A new cookbook from culinary writer Chetna Makan simplifies this process. It offers around 80 Indian dishes that take no more than 30 minutes to prepare. She writes that the idea came to her via social media comments. While in lockdown, she shared recipes on her YouTube channel, Food with Chetna, and realized that while people invested a lot of time and effort into preparing sumptuous meals about a year ago, it was a short-lived phase.
The liberation of The 30-minute Indian from Chetna comes at the right time: offices are reopening and the holiday season is approachingâJanmasthami is Monday. Here are two mithai recipes taken from the book.
Laddoo nariyal with chocolate
These coconut laddoos are the best little candies ever, and so quick to make. My mom does them all the time and I remember helping her deploy them when I was young. I added chocolate to make them even more appealing to kids, and you can also roll them in chocolate chips or colorful cake chips instead of pistachios if you have little ones to treat.
MADE ABOUT 12
100 g (3.5 oz) desiccated coconut
30 g (1 oz) pistachios
200 ml (7 fl oz) condensed milk
1 oz (30 g) 70% cocoa dark chocolate, melted
Blend the coconut in a food processor until finely ground and set aside. Then mix the pistachios until they are coarsely ground and spread them out on a plate.
Heat a pan, add the coconut and cook over low heat for 2 minutes, stirring constantly so that it does not color at all.
Add the condensed milk and cook for 2 minutes, stirring constantly. Then add the melted chocolate, mix well and cook for about a minute until the mixture begins to leave the sides of the pan and form a block. Remove from the heat.

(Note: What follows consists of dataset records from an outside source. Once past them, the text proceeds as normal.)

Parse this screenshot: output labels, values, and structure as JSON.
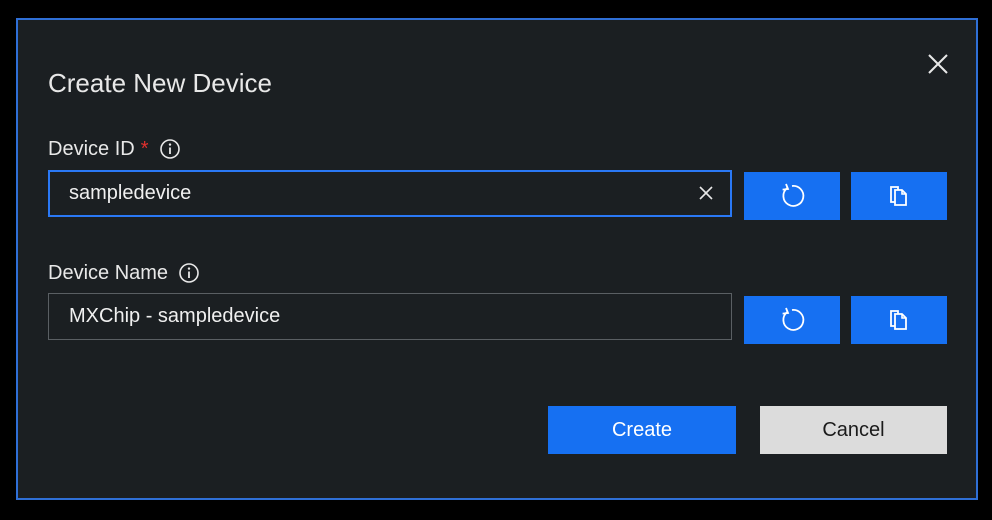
{
  "dialog": {
    "title": "Create New Device",
    "close_icon": "close-icon"
  },
  "device_id": {
    "label": "Device ID",
    "required_mark": "*",
    "info_icon": "info-icon",
    "value": "sampledevice",
    "clear_icon": "clear-icon",
    "regenerate_icon": "refresh-icon",
    "copy_icon": "copy-icon"
  },
  "device_name": {
    "label": "Device Name",
    "info_icon": "info-icon",
    "value": "MXChip - sampledevice",
    "regenerate_icon": "refresh-icon",
    "copy_icon": "copy-icon"
  },
  "buttons": {
    "create_label": "Create",
    "cancel_label": "Cancel"
  },
  "colors": {
    "accent": "#1670f2",
    "dialog_background": "#1b1f22",
    "dialog_border": "#2f6fd6",
    "required": "#e0302e",
    "cancel_background": "#dcdcdc"
  }
}
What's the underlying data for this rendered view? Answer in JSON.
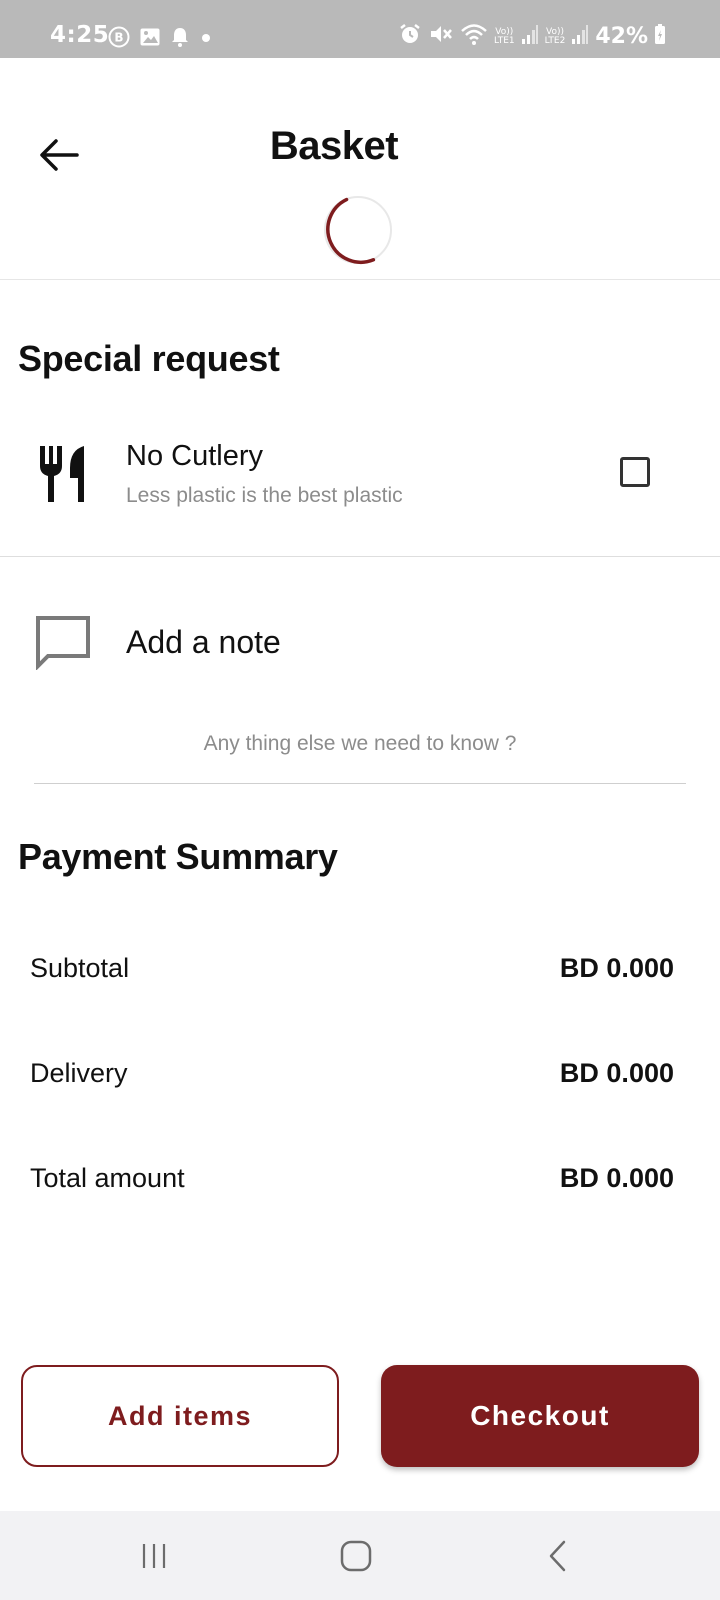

Let the mixture cool slightly. Take a small portion of the mixture at a time and roll it into a walnut-sized ball, then roll it in the ground pistachios to coat. Do not let the mixture cool too much, otherwise it will be too difficult to form balls. Let the balls rest for 5 minutes and serve hot, or allow them to cool completely before serving.
Laddoos can be stored in an airtight container in the refrigerator for 3 to 4 days.
Besan barfi. (Chetna’s 30 Minute Indian)
My mom makes some Indian sweets at home and this is one of them. She uses something called khoya (a thick milk concentrate) to make them, but since I couldn’t find any I started making them without and they still taste amazing.
FOR 8-10 PEOPLE
100 g (3.5 oz) of ghee, plus extra for greasing
170 g (6 oz) gram flour (besan / chickpea flour)
60 g (2 Â½ oz) icing sugar
20 g (three quarters of an oz) ground almonds
A quarter of a teaspoon of ground cardamom
10 g (1/4 oz) toasted flaked almonds
Heat the ghee in a pan. Once melted, add the chickpea flour and cook over low heat for 8 minutes, stirring often, until it begins to change color and smell toasty. The mixture will start to form lumps but gradually bubble up and become smooth and creamy.
Remove the pan from the heat and let the mixture cool for 5 minutes.
Meanwhile, grease a 20 cm (8 inch) square pan and line it with non-stick parchment paper.
Combine the icing sugar, ground almonds and cardamom in a bowl, then add the toasted gram flour mixture and stir to combine.
Transfer the mixture to the lined pan, then spread it out and even the surface with a spatula. Sprinkle the toasted flaked almonds on top and chill in the refrigerator for 5 to 10 minutes until firm.
Cut it into small squares and serve.
These candies will keep in an airtight container in the refrigerator for up to 2 weeks. Let them sit at room temperature for an hour before serving.
Chetna’s 30 Minute Indian by Chetna Makan, published by Octopus Publishing, distributed by Hachette India; ?? 1 911.29
Extracted with permission from Chetna’s 30 Minute Indian by Chetna Makan, published by Octopus Publishing, distributed by Hachette India.